A convincing rebuttal to the AAP would articulate why the FDA thinks that four more months of data may realistically yield something that alters the decision to approve mRNA vaccines for the young. Of course, the truth is that there is neither an objectively correct period of time to track safety data for a vaccine nor anything like a consensus among experts about the best process given our novel circumstances. That subjectivity strengthens the case for considering a value that is implicated in these matters but that the AAP neglects to mention: the value of personal liberty, in this case the freedom to make choices about risks to our own body.

On crucial occasions during the pandemic, America would have fared better had regulators given Americans more individual agency over how to proceed. If allowed to use whichever COVID-19 tests they judged useful, medical professionals at the beginning of the pandemic could have greatly expanded their ability to track infections. If permitted to participate in human-challenge trials early on, potential volunteers such as the ones I interviewed in April 2020 could have accelerated vaccine approval in adults, moving up the point when jabs started going into arms. If permitted to purchase cheap COVID-19 tests without a prescription, consumers a bit later in the pandemic would have been able to check their own status more frequently, to voluntarily quarantine, and to avoid some spread. Had all that additional liberty been granted, many buried in “the invisible graveyard” would be alive today.

On the matter of vaccine approval for children, there’s no certain way to know if the process that the FDA appears to be pursuing or the alternative that the AAP has urged would prove superior. But uncertainty only strengthens the case for allowing families to reach their own conclusions. A parent homeschooling a 10-year-old on a farm in rural Idaho might be content to wait for six months of safety data, or two years for that matter.

But a single parent with a 9-year-old living in a crowded Florida motel full of anti-vaxxers and anti-maskers might see a more urgent need for vaccination. A pediatrician might agree, as might the 9-year-old herself. Under the status quo, though, none of their opinions matters, no matter how anxious that makes them.

If the FDA were merely in the business of studying safety and efficacy, and if its decisions were merely Good Housekeeping seals of approval for drugs and medical devices, instances when it proceeds too slowly would be less troubling. But because, under current law, the FDA is also in the prohibition business––because the public is effectively barred from using a new drug or medical device until the FDA signs off on it––every instance in which it proceeds too slowly transgresses against Americans’ rights to life, liberty, and making decisions about our own bodies, in consultation with doctors as we see fit.

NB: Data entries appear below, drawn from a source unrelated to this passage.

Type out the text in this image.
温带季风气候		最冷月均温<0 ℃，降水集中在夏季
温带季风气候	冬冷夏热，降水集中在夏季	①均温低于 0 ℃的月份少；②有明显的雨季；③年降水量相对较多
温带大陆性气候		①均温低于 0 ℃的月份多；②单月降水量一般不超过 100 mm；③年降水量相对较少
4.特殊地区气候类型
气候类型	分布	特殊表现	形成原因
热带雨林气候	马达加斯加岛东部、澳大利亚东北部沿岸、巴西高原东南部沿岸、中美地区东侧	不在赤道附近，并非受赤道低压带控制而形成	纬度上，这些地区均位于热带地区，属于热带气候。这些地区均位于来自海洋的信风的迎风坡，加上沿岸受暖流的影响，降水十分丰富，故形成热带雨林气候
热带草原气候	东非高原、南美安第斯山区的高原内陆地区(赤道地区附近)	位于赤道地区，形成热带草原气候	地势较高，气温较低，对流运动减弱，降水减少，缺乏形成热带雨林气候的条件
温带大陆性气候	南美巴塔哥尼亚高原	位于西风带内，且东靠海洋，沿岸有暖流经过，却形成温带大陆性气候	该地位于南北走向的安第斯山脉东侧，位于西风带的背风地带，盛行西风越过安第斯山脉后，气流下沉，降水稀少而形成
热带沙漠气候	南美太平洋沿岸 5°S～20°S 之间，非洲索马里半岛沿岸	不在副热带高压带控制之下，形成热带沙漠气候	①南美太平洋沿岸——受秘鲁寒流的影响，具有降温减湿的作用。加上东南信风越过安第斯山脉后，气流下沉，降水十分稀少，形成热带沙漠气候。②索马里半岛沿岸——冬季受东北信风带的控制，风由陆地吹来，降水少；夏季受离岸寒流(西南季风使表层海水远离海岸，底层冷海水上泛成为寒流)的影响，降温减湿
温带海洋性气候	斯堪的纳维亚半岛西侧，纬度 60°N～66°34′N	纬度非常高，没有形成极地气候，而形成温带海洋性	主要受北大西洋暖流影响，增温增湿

During this pandemic alone, those transgressions have almost certainly cost many more lives than the thalidomide debacle, delaying both testing and vaccinations for months amid widespread death. Going forward, as new variants emerge and spread, and in preparation for future pandemics, the FDA should be reformed, retaining its capacity to judge a drug’s safety and efficacy, to prevent the advertisement of drugs that have not yet met its standards, and perhaps even to forbid drugs and devices that no reasonable person would consider safe.

But it should no longer have the power to deny medical professionals or the public access to drugs and tests that many experts believe would save lives by the thousands. The FDA will never have optimal incentives to move drugs through the review process quickly. But more liberty can provide a check on the agency’s failures.